There are a number of routing protocols that have been developed that allow Layer 3 switches and routers to reliably route packets to their destination based on IP address. These routing protocols allow various devices to communicate and maintain viable routes between each other so that packets can always be forwarded if a viable path exists even as connections or devices fail.
The choice of routing protocol, and the configuration and maintenance of the Layer 3 switches and routers typically raise a point of contention between manufacturing and IT personnel. Control engineers require Ethernet switches to meet the functional and environmental requirements of manufacturing, such as ease of use, maintainability and use in harsh or hazardous locations. Meanwhile, IT professionals prefer Ethernet switches that support their infrastructure and security strategies, and use the same software and programming tools that they already are familiar with. Because EtherNet/IP uses Standard Ethernet and IP services, users don’t need special switches or proxies to route data between VLANs and subnets. In addition, both IT and control engineers work with the tools and products they are comfortable using.
Technology Commonality
Fortunately, advances in industrial Ethernet switch technology are providing the functionality and tool sets that address the needs of both manufacturing and IT. Case in point: The Allen‚ÄëBradley® Stratix 8300™ Layer 3 managed industrial switch from Rockwell Automation. The switch uses the Cisco Catalyst operating system and can be programmed using Cisco’s command line interface (CLI), providing IT engineers with the same programming and configuration tools they already use today.

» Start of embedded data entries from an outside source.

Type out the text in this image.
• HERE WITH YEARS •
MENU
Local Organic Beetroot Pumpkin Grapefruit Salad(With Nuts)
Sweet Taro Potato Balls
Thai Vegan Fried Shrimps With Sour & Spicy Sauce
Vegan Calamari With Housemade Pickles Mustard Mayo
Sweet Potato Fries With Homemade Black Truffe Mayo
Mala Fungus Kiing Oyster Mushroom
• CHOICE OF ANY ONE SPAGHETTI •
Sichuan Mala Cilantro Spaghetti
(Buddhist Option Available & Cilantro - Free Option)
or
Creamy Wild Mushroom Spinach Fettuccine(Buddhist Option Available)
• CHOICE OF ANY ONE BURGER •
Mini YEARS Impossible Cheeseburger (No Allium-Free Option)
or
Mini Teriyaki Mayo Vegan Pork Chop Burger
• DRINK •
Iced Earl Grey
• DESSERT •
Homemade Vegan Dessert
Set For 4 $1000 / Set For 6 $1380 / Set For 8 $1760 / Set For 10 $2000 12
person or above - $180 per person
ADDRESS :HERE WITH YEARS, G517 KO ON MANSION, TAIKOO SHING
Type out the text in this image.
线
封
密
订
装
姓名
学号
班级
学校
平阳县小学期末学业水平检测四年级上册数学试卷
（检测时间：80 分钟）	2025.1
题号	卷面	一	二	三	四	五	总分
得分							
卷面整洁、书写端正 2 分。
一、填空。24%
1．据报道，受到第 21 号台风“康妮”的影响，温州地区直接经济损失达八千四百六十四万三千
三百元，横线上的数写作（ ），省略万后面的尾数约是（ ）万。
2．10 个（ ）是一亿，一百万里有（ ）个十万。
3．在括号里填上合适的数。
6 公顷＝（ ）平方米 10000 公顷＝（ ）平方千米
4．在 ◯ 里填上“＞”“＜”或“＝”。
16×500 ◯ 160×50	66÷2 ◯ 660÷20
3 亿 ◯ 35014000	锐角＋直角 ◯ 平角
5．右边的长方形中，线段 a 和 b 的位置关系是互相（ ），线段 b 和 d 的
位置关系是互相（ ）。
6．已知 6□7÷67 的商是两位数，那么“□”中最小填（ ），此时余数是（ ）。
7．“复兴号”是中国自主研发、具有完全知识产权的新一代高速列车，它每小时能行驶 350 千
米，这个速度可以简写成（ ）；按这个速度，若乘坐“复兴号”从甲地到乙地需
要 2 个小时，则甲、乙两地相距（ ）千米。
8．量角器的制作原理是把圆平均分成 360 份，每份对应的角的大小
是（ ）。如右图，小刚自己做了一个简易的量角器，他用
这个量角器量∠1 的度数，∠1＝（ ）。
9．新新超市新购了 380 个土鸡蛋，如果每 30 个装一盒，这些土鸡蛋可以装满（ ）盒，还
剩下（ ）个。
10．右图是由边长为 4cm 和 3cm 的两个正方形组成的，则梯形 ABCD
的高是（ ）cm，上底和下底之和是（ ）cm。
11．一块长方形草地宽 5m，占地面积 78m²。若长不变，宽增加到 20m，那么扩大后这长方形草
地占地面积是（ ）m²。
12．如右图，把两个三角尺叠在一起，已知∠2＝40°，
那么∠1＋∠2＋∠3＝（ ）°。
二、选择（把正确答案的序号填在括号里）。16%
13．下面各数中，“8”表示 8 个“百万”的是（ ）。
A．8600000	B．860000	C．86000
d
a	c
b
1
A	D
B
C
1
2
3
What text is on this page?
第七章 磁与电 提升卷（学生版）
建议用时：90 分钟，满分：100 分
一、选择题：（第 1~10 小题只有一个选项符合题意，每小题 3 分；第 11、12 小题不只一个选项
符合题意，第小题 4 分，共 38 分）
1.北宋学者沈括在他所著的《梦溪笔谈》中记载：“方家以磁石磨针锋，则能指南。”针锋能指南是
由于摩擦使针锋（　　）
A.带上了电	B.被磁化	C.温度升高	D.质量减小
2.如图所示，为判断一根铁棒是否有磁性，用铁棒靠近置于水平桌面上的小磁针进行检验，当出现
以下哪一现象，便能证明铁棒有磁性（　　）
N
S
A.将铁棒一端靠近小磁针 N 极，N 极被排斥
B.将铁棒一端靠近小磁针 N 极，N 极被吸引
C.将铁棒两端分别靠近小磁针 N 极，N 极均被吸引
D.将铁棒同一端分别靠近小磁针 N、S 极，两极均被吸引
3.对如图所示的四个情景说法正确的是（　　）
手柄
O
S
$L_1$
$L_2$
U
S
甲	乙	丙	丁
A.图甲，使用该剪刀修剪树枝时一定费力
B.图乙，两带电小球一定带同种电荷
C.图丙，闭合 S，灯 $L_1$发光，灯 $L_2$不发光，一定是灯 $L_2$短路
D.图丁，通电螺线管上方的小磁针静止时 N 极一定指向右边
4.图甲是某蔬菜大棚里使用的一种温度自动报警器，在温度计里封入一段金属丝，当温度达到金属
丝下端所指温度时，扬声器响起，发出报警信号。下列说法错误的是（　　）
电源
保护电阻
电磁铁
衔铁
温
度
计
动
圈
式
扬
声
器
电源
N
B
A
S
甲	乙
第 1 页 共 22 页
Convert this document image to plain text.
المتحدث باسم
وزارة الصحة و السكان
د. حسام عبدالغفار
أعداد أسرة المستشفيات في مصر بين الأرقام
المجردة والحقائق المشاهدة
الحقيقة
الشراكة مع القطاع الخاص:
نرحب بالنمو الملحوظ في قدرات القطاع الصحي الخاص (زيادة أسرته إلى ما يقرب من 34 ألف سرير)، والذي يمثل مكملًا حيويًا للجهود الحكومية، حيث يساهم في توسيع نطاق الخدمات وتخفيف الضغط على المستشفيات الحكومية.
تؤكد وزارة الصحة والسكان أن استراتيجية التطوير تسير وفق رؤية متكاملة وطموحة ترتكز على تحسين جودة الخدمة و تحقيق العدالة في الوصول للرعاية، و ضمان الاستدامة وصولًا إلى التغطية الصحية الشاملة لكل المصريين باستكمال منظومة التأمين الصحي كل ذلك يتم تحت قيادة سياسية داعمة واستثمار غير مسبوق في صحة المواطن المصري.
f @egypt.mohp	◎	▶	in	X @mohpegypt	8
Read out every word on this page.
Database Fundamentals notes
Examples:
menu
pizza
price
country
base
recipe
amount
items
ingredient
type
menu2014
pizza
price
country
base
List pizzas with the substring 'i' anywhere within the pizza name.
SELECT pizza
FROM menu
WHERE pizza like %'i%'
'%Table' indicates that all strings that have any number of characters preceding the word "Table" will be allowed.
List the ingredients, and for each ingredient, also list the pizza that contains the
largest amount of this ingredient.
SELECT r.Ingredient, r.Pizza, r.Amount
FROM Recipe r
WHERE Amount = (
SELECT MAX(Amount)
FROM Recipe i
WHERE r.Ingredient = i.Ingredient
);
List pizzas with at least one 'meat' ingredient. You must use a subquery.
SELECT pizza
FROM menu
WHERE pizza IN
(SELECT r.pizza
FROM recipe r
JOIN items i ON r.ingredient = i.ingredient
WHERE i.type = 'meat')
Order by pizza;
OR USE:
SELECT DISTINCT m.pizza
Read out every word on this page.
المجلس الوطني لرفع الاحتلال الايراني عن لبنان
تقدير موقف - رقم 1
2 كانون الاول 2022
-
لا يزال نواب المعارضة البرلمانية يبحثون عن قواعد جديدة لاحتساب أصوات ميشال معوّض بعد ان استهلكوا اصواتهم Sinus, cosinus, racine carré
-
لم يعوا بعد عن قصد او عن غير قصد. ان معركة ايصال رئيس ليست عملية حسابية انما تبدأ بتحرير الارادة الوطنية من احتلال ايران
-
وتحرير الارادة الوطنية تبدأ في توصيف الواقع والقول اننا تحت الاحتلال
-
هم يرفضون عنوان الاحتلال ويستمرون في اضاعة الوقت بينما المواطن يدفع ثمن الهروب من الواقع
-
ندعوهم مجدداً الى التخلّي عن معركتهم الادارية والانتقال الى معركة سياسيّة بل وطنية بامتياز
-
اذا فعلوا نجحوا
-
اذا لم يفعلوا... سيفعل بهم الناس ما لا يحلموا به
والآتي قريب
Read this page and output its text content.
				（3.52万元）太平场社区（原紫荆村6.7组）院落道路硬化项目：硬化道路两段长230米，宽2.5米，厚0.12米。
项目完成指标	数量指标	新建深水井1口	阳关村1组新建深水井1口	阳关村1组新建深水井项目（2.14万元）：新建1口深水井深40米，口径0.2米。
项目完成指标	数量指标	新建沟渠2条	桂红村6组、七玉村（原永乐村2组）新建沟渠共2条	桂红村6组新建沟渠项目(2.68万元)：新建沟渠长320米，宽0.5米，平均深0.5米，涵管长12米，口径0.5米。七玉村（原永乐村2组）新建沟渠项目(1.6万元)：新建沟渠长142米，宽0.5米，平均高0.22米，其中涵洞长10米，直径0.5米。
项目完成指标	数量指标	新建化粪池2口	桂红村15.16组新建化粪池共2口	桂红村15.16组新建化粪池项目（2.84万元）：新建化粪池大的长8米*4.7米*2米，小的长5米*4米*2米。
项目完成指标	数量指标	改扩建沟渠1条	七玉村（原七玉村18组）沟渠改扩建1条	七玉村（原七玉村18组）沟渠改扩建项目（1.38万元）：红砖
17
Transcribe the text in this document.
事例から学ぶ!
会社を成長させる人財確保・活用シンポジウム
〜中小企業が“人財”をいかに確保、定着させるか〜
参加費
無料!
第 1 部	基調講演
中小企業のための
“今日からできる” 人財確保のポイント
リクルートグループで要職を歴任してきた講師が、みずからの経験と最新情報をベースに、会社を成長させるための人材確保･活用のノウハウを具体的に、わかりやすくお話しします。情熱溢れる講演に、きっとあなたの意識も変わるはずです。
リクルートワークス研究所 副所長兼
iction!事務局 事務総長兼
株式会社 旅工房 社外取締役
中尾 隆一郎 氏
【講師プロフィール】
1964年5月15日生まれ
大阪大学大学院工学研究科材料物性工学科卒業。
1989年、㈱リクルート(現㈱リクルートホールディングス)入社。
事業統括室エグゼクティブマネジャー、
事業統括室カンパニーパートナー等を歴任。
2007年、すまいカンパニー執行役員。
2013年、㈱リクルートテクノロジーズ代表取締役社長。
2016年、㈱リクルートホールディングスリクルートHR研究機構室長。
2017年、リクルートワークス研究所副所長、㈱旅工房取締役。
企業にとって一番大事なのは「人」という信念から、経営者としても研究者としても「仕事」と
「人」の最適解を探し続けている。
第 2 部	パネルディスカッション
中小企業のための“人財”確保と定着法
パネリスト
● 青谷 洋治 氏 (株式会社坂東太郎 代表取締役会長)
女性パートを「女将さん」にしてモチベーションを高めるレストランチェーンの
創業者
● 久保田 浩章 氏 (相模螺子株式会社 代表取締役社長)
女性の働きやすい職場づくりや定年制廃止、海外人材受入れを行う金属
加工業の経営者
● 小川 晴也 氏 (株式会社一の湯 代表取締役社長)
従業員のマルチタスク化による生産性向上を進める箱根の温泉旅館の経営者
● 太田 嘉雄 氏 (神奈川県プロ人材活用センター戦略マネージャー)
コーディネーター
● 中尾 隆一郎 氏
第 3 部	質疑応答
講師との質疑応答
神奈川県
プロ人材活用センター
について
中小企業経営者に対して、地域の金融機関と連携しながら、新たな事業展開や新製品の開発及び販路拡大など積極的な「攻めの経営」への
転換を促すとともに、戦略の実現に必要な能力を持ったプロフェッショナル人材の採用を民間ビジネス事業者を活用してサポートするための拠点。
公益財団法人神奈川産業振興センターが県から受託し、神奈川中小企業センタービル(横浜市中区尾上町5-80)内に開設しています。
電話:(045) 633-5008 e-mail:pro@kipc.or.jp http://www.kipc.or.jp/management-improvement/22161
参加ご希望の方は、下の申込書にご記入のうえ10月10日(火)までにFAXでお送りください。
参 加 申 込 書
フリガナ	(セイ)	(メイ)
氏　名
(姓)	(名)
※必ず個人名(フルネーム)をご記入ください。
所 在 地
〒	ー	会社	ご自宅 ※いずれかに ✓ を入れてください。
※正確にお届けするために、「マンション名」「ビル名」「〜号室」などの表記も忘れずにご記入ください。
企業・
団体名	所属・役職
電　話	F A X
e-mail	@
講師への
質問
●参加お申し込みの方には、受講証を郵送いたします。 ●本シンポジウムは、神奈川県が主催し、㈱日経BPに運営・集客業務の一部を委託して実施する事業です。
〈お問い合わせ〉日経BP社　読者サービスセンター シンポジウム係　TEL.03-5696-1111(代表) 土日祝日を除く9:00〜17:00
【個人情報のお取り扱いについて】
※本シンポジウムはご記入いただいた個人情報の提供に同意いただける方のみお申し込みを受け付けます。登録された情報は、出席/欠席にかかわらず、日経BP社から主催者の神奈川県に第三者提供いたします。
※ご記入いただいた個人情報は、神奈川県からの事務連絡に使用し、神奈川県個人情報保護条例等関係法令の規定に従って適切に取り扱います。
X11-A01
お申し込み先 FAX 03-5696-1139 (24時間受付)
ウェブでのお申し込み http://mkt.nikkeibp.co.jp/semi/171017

The Stratix 8300 switch also can be programmed using the Rockwell Software® RSLogix™ 5000 software, a design environment that is very familiar to manufacturing and control engineers.
With its support of inter-VLAN routing and advanced routing protocols, the industrially hardened Stratix 8300 switch allows users to integrate multiple Cell/Area zones across the plant and facilitate secure integration with networks at the manufacturing and enterprise levels.
The industrial hardening and modular port count of the Stratix 8300 offers more freedom to locate the switch closer to the application, and provides an economical solution to create smaller network segments when needed. Its Cisco technology enables the Stratix 8300 to easily complement existing Cisco switches and routers and Allen-Bradley’s Stratix 8000 layer 2 industrial counterparts.
The converged EtherNet/IP model provides manufacturers with increased access to plant-floor data, helping them make more accurate, informed decisions while optimizing internal assets and resources. With all devices connected to the common network infrastructure, network security and access management is simplified. At the same time, having common programming and configuration tools for both manufacturing and IT encourages greater collaboration, allowing them to coexist and work toward the common goals and objectives of their business.